Звук этих строк, а еще точнее — гул, напоминает стихи Державина, Ходасевича и предсмертного Маяковского, но по сути дела в этом стихе уже настоящий Слуцкий.
Хотя никто его не видел пишущим, Борис писал много, на мой взгляд, чересчур много. Порой это бежит с горы и не может остановиться. Для поэтов не такого крупного масштаба и мощи подобная инерция извинительна, но Слуцкий был поэтом трагедии, а не мелкотемья.
Трагичность Слуцкого шла, как мне кажется, от его доброты, от его сочувствия человеческим страданиям. Слуцкому часто вменяли в вину дисгармоничность, противопоставляли ему поэтов светлых и легких. Но, по моим наблюдениям, поэты светлые и легкие часто и в жизни и в работе отворачиваются от человеческих несчастий, словно те мешают их гармонии. Слуцкий же в высшей степени был наделен пронзительным и в то же время необыкновенно действенным даром сочувствия. Трагичность мировосприятия всегда и предполагает крупность личности. Слуцкий был поэтом дальнего действия. Как орудие крупного калибра он предназначался для поражения серьезных целей, а не для стрельбы по воробьям. Однако советская власть не признавала больших тем, особенно тем трагических. Сочиняя стихи про пейзаж или погоду, еще можно было слегка отклониться от заданного партией маршрута. Но по центральным магистралям следовало шагать в ногу.
Про пейзаж и погоду Слуцкий писать не любил. Не то чтобы эти темы его не волновали, но они не были для него магистральными. Удача приходила к нему, лишь когда он говорил о главном и причем без оглядки. Но последнее случалось далеко не всегда.

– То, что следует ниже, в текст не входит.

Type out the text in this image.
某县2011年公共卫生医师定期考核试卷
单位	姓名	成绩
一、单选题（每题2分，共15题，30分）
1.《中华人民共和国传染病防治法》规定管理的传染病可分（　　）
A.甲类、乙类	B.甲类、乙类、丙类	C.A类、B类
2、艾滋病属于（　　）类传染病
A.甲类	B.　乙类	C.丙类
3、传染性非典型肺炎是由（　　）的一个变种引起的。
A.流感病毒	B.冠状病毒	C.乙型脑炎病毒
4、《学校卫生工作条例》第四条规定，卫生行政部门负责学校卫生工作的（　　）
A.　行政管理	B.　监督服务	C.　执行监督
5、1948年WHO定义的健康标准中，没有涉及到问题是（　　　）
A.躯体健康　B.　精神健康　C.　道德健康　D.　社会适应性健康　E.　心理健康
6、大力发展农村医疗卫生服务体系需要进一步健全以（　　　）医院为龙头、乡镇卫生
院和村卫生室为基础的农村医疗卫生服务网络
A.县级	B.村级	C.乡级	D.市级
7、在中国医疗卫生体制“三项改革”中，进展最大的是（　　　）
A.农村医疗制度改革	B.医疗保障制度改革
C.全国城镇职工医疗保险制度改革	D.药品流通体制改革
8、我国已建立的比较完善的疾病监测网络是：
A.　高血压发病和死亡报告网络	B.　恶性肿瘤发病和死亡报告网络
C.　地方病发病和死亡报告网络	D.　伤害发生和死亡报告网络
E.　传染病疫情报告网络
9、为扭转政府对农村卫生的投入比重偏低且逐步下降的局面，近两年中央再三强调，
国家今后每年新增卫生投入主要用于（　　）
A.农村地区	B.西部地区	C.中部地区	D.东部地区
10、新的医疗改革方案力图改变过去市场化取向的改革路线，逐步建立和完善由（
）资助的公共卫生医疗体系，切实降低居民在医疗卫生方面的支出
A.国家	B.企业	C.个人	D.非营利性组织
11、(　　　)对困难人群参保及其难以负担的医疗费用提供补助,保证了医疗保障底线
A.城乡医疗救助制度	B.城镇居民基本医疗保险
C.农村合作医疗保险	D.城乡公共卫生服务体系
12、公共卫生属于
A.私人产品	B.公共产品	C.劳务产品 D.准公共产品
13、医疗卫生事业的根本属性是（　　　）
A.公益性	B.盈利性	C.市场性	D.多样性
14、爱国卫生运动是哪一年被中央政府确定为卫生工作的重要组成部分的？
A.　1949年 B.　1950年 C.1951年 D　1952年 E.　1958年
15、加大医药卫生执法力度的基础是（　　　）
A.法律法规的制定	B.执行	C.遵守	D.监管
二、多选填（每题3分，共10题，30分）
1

— Борис, а стоит ли сочинять столько стихов? — не так уж редко, но всегда почтительно спрашивал я его, на что он мне неизменно отвечал, мол, раз уж так случилось, что он земли не пашет, у станка не стоит, то должен выполнять что умеет, а не бездельничать и не дожидаться, пока нахлынет вдохновение.
Я робко возражал, мол, стихи не обязательные молитвы и часами не измеряются. Они дело штучное, тут не может быть никакой нормы. К тому же он поэт трагический, а трагедию не запустишь на конвейер…
Слуцкий со мной не соглашался и приводил в пример своих друзей живописцев и скульпторов, которые как проклятые работают каждый день с утра до вечера.
Я что-то мекал насчет болдинской осени или приводил слова Маяковского, мол, у Блока из десяти стихов только два удачны… (Высказывание весьма спорное, потому что блоковский третий том сплошь состоит из удач!)
— История нас рассудит, — усмехаясь в усы, отвечал Борис, не желая дискутировать на эту, по-видимому, слишком личную для него тему. Он вообще был человек закрытый, никогда не лез (даже выпив, — впрочем, пьяным, хотя выпивал с ним не так уж редко, я его ни разу не видел) вам в душу, но и в свою не впускал. Впрочем, иногда, но очень ненадолго раскрывался. Так, незадолго до смерти жены (видимо, в году 76-м) он признался мне, что, как Жанна д’Арк, с детства слышит голоса, отчего отец называл его идиотом. Кстати, «Идиот» Достоевского был его любимой книгой.